KEIR RADNEDGE REPORTING —- The media rights giant MediaPro has formally admitted that company officials paid millionaire bribes to FIFA senior executives to obtain the World Cup television contracts.

In 2018, the company founded by Jaume Roures was fined $25m on charges arising out of the sprawling FIFAGate corruption scandal which brought world football federation FIFA to its knees.

A press release issued with Roures’s authority and reported by Spanish media said: “Imagina (Mediapro’s holding company) recognises its responsibility, as a legal entity, for the criminal conduct of its representatives.

Jaume Roures . . . trying to clear the decks

“Said criminal conduct for which Imagina was responsible included the payment of bribes for the purchase of audiovisual rights for the qualification phase in the Central American and Caribbean regions (CONCACAF) for the 2014, 2018 and 2022 World Cup in violation of United States law.”
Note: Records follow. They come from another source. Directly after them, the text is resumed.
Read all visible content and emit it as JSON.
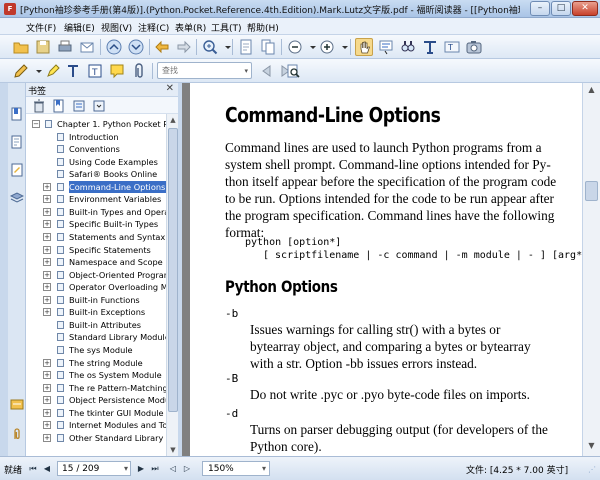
{
  "window": {
    "app_icon_text": "F",
    "title": "[Python袖珍参考手册(第4版)].(Python.Pocket.Reference.4th.Edition).Mark.Lutz文字版.pdf - 福昕阅读器 - [[Python袖珍参考手册(...",
    "min_label": "–",
    "max_label": "□",
    "close_label": "✕"
  },
  "menu": [
    "文件(F)",
    "编辑(E)",
    "视图(V)",
    "注释(C)",
    "表单(R)",
    "工具(T)",
    "帮助(H)"
  ],
  "search": {
    "placeholder": "查找",
    "dropdown": "▾"
  },
  "panel": {
    "title": "书签",
    "close": "✕"
  },
  "scroll": {
    "up": "▲",
    "down": "▼",
    "left": "◀",
    "right": "▶"
  },
  "bookmarks": {
    "chapter": {
      "label": "Chapter 1. Python Pocket R",
      "expander": "−"
    },
    "items": [
      {
        "label": "Introduction",
        "expander": ""
      },
      {
        "label": "Conventions",
        "expander": ""
      },
      {
        "label": "Using Code Examples",
        "expander": ""
      },
      {
        "label": "Safari® Books Online",
        "expander": ""
      },
      {
        "label": "Command-Line Options",
        "expander": "+",
        "selected": true
      },
      {
        "label": "Environment Variables",
        "expander": "+"
      },
      {
        "label": "Built-in Types and Opera",
        "expander": "+"
      },
      {
        "label": "Specific Built-in Types",
        "expander": "+"
      },
      {
        "label": "Statements and Syntax",
        "expander": "+"
      },
      {
        "label": "Specific Statements",
        "expander": "+"
      },
      {
        "label": "Namespace and Scope R",
        "expander": "+"
      },
      {
        "label": "Object-Oriented Progran",
        "expander": "+"
      },
      {
        "label": "Operator Overloading M",
        "expander": "+"
      },
      {
        "label": "Built-in Functions",
        "expander": "+"
      },
      {
        "label": "Built-in Exceptions",
        "expander": "+"
      },
      {
        "label": "Built-in Attributes",
        "expander": ""
      },
      {
        "label": "Standard Library Module",
        "expander": ""
      },
      {
        "label": "The sys Module",
        "expander": ""
      },
      {
        "label": "The string Module",
        "expander": "+"
      },
      {
        "label": "The os System Module",
        "expander": "+"
      },
      {
        "label": "The re Pattern-Matching",
        "expander": "+"
      },
      {
        "label": "Object Persistence Modu",
        "expander": "+"
      },
      {
        "label": "The tkinter GUI Module",
        "expander": "+"
      },
      {
        "label": "Internet Modules and To",
        "expander": "+"
      },
      {
        "label": "Other Standard Library I",
        "expander": "+"
      }
    ]
  },
  "document": {
    "heading": "Command-Line Options",
    "para": [
      "Command lines are used to launch Python programs from a",
      "system shell prompt. Command-line options intended for Py-",
      "thon itself appear before the specification of the program code",
      "to be run. Options intended for the code to be run appear after",
      "the program specification. Command lines have the following",
      "format:"
    ],
    "code_line1": "python [option*]",
    "code_line2": "[ scriptfilename | -c command | -m module | - ] [arg*]",
    "subheading": "Python Options",
    "options": [
      {
        "flag": "-b",
        "lines": [
          "Issues warnings for calling str() with a bytes or",
          "bytearray object, and comparing a bytes or bytearray",
          "with a str. Option -bb issues errors instead."
        ]
      },
      {
        "flag": "-B",
        "lines": [
          "Do not write .pyc or .pyo byte-code files on imports."
        ]
      },
      {
        "flag": "-d",
        "lines": [
          "Turns on parser debugging output (for developers of the",
          "Python core)."
        ]
      }
    ]
  },
  "status": {
    "label": "就绪",
    "page_indicator": "15 / 209",
    "page_dd": "▾",
    "zoom": "150%",
    "zoom_dd": "▾",
    "doc_info": "文件: [4.25 * 7.00 英寸]",
    "grip": "⋰"
  }
}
It added that “three employees were involved in said criminal conduct, two of whom pleaded guilty to paying numerous bribes, and the third, a former co-ceo of Imagina, accepted having paid a bribe of $1.5m to acquire the rights of the qualifiers and authorised, directed and facilitated the payment of $500,000 of said total amount.

Dismissals

“The three were dismissed and removed from the Imagina Group or any of its subsidiaries since December 2015.”

The identities of the recipients of the bribes were not stated. Mediapro needs to clear the decks so it can proceed with renegotiation and bidding for media rights in Spain, elsewhere in Europe and the rest of the world.

Last April a US Federal Court charged former Mediapro/Imagina Media co-ceo Gerard Romy and two former Fox executives with wire fraud, money laundering and racketeering conspiracy in connection with the FIFAGate investigation.

Romy, along with Hernan Lopez and Carlos Martinez, and the Uruguayan sports marketing company Full Play Group were indicted on a number of offences relating to bribery to obtain football broadcast rights to various international tournaments.

It was alleged that Lopez and Martinzez, who had been responsible for Fox’s sports broadcasting businesses in Latin America, had joined with Full Play and others to bribe officials of South American confederation CONMEBOL to obtain rights to the Copa Libertadores.

The pair were also alleged to have bribed CONMEBOL officials to help secure confidential bidding information for the rights to the 2018 and 2022 World Cup tournaments in the US, rights that Fox successfully obtained.

$3m for Webb

Romy was charged with participating in bribing officials of the Caribbean Football Union and Central American Football Union, both of which operate under the CONCACAF umbrella, to secure media rights to FIFA World Cup qualifier matches organized by federations within the CFU and UNCAF.

He was alleged to have paid Jeffrey Webb, a senior official of the CFU and the president of CONCACAF, a $3m bribe in exchange for a share of a contract awarding the media and marketing rights to CFU members’ home World Cup qualifier matches for the 2018 and 2022 qualification cycles.

Webb is currently under house arrest in the United States awaiting sentence on FIFAGate charges. He was one of the seven senior world football executives detained in a dawn raid on the Baur au Lac hotel in Zurich on the eve of FIFA Congress in May 2015.

Full Play, owned by father-and-son defendants Hugo Jinkis and Mariano Jinkis, was charged with taking part in schemes to bribe officials of CONMEBOL and CONCACAF in exchange for media and marketing rights to various events, including World Cup qualifying and friendly matches, the Copa Libertadores, and multiple editions of the Copa America.

A the time of the alleged offences Romy held a 12.2pc stake in Mediapro which was equivalent to those of co-founders Roures and Taxto Benet.